Charleston’s Mountain Lions (now a part of Capital High School) and the Buccanneers staged a hard-fought battle. Charleston High emerged victorious, 6-0.

It was the second of three straight titles for the program under the late Frank Vincent.

The AAA title game was only the beginning of state championship and playoff games in Ripley.

In 1977, Beckley handed Fairmont Senior a 6-0 defeat in the Class AAA title game.

A week later, the Class A championship took place at Ripley (the game had been postponed a week when the original site fin Summersville had been hit hard by snow and couldn’t be used). Mannington (now a part of North Marion and the alma mater of long-time Ravenswood coach Mick Price) defeated the Pineville Minutemen. Pineville featured a terrific running back in Curt Warner, who was a junior.

Warner moved on to fame at Penn State and in the National Football League. He is a member of the College Football Hall of Fame.

The state’s top running back award is named in his honor.

In 1978, Ripley again hosted the Class A title game. Duval (now a part of Lincoln County) defeated Doddridge County.

Several other playoff games have been played in Ripley.
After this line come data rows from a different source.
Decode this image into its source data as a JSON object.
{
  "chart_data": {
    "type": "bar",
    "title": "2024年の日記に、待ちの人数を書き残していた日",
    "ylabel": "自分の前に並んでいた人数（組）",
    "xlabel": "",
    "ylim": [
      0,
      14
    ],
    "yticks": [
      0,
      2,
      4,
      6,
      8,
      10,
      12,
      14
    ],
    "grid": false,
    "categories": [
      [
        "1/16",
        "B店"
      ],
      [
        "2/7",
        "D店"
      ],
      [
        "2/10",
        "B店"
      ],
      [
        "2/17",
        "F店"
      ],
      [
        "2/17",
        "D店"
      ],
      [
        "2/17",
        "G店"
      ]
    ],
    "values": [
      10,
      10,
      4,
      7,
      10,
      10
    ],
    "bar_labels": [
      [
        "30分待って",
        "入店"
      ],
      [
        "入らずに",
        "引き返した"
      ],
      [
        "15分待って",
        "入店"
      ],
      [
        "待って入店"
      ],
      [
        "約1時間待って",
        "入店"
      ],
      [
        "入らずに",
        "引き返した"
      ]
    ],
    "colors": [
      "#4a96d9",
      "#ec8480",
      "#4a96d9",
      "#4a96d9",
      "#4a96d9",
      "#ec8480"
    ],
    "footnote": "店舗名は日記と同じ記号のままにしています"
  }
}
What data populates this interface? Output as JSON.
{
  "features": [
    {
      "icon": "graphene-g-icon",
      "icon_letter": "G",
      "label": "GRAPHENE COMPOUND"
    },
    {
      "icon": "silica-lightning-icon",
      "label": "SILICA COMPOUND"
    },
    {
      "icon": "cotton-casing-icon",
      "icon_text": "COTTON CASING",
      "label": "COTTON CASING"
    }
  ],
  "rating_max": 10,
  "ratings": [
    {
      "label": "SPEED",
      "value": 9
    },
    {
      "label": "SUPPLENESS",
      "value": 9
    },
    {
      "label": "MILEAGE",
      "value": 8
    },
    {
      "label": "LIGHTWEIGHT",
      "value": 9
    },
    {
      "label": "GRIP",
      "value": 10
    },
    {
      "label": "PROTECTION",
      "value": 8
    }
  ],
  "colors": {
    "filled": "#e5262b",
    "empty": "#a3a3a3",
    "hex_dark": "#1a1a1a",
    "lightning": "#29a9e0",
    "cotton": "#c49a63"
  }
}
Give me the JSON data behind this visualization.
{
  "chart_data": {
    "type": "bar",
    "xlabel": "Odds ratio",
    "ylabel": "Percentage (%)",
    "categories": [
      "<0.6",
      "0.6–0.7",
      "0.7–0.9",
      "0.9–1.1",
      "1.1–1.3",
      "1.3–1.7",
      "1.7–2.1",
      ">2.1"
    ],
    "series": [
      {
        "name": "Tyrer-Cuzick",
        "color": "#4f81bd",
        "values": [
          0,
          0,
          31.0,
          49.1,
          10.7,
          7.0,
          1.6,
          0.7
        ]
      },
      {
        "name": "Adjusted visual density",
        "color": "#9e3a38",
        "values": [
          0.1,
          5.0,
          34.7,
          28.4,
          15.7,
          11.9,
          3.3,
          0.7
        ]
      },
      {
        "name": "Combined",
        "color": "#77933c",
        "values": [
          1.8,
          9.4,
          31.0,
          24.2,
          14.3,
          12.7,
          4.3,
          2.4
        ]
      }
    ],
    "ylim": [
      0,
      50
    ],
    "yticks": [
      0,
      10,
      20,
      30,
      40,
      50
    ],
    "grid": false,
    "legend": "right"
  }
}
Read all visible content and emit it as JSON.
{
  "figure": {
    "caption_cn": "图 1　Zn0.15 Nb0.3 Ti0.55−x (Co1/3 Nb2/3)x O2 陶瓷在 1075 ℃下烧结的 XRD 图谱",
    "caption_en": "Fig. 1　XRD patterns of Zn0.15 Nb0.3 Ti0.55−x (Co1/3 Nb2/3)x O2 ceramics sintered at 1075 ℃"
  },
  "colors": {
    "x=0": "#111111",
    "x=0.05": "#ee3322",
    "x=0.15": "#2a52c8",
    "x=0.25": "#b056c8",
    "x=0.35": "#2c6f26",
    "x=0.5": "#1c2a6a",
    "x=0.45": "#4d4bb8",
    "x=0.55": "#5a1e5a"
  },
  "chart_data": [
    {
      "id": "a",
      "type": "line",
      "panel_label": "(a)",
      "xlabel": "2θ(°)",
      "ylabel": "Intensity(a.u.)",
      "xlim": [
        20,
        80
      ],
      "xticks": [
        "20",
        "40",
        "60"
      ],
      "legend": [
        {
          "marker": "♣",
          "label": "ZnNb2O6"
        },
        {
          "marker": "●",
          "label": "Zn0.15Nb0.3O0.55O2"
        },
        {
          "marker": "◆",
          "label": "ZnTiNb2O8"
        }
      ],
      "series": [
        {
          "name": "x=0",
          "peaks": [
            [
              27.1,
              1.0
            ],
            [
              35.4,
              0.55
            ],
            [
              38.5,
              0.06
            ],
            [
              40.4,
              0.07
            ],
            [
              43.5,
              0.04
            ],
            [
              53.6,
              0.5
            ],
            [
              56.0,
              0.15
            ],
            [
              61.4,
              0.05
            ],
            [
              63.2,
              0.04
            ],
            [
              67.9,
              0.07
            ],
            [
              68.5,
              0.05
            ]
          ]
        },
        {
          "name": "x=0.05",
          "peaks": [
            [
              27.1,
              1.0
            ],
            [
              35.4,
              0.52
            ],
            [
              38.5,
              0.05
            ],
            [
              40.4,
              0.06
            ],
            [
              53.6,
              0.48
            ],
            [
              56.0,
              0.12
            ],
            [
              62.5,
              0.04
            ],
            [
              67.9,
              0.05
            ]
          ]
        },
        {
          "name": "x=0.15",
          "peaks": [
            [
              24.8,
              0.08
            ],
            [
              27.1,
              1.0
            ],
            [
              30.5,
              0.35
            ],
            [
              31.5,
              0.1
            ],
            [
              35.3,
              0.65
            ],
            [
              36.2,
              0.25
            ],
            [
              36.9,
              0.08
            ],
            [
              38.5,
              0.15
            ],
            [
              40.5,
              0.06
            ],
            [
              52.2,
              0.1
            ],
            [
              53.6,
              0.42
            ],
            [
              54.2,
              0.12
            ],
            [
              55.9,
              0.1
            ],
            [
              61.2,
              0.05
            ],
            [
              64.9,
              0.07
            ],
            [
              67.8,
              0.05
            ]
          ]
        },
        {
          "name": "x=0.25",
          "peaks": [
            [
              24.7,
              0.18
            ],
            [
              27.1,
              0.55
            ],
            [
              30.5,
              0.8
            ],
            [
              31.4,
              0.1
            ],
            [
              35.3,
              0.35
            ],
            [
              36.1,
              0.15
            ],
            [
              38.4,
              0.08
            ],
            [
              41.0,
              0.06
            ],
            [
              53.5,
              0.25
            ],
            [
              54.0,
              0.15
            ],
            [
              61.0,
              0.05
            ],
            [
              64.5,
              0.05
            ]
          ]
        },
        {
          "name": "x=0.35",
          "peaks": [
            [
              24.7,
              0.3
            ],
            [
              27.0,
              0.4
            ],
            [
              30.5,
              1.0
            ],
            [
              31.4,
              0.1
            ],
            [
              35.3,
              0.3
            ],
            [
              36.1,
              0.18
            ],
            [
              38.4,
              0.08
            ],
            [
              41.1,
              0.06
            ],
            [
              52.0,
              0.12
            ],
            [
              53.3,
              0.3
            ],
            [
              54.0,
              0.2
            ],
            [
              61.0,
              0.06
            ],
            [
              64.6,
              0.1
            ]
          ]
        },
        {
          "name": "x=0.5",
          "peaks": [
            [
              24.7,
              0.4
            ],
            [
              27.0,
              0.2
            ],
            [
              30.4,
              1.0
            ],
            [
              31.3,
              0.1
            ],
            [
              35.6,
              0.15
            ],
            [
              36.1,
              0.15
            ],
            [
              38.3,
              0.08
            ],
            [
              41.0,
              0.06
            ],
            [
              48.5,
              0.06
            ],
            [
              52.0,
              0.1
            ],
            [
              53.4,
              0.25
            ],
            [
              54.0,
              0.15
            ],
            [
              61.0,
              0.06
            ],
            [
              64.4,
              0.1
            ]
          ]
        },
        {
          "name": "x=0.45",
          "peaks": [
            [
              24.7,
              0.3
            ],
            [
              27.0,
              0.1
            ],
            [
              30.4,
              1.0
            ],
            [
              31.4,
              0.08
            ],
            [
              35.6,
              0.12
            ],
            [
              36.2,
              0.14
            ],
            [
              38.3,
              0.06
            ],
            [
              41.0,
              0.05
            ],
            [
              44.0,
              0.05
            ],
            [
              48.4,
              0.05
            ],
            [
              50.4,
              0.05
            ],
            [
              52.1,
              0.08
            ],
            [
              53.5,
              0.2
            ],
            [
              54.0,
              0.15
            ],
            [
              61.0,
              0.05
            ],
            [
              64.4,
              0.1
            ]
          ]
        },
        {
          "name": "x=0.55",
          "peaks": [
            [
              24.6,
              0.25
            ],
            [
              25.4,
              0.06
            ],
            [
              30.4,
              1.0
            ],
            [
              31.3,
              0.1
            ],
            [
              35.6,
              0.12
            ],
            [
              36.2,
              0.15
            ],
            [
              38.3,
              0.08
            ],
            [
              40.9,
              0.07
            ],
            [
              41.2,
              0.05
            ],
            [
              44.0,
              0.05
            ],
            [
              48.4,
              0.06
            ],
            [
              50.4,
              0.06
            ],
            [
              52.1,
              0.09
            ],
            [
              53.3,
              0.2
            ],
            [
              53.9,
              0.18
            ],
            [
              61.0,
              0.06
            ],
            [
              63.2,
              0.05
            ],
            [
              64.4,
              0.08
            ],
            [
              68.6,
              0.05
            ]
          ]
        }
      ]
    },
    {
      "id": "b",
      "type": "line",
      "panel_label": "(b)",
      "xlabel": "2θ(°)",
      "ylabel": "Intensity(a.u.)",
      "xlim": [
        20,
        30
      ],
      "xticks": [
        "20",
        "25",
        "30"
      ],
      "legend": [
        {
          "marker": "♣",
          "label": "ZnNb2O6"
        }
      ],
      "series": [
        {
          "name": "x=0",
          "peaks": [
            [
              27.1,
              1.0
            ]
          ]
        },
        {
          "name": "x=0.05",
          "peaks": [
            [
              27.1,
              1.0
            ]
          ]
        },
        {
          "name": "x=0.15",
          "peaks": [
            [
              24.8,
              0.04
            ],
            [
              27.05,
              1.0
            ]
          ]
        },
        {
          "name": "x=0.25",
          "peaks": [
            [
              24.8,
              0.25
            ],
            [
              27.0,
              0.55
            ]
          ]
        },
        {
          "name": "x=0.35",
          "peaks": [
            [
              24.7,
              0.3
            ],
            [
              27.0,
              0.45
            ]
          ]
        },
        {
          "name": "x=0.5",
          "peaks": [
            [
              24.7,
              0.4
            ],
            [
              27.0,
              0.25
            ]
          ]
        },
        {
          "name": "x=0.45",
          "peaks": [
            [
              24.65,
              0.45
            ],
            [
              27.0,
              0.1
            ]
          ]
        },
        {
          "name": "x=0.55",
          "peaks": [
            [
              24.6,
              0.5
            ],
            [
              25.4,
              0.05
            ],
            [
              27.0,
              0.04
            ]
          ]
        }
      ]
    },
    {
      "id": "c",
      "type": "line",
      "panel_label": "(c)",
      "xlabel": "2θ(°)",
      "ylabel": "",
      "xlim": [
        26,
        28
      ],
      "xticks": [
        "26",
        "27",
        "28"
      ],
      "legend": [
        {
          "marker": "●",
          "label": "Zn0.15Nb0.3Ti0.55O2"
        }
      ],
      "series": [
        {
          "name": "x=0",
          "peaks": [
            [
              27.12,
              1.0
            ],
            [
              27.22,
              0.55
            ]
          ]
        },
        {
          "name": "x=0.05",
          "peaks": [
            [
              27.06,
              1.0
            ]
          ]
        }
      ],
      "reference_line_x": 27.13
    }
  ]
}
And, the homestanding Vikings have even had the luxury of hosting games in which they were competing.

Memorial Stadium is quite simply one of the best the state of West Virginia has to offer.

REMEMBERING TWO GREAT VIKINGS: It saddens me to write about those passing away who left their mark as athletes here in Jackson County.

Ripley High lost two of its best in recent days.

Going to Viking basketball games as a young boy, the Ripley Health Center seemed to be a giant arena.

I loved looking at the lights, the sound of the ball bouncing off the wooden court and getting chills as the pep band played.

And, of course, the action on the court left me mesmerized. I had a lot of favorite players.

One of those was Greg Durback. Affectionately known as “Bones,” Durback was a tough player for the Vikings. He passed away recently following an extended illness at the age of 67.

In the fall of 1973, Ted Motes became the first Mr. Viking of the modern era.

During halftime ceremonies, the school had for years crowned a Miss Viking. But only once prior to '73 had there been a Mr. Viking recognized.

Motes was a low-key individual who certainly didn’t enjoy all the recognition that came with it, but he handled it with class and dignity.

He excelled in football, wrestling and baseball at Ripley. Motes, who died recently after a long illness at age 65, enjoyed a lineman's dream in a game against old Montgomery High School during his playing days. He recovered not one, but two fumbles in the end zone for touchdowns.

Durback and Motes lived and worked in Jackson County during their adult lives.

Durback spent many years with the City of Ripley while Motes was a popular area dentist.

These two will be tremendously missed by their loving families and countless friends.

RIP to both as they enter the blue and white Heavens above.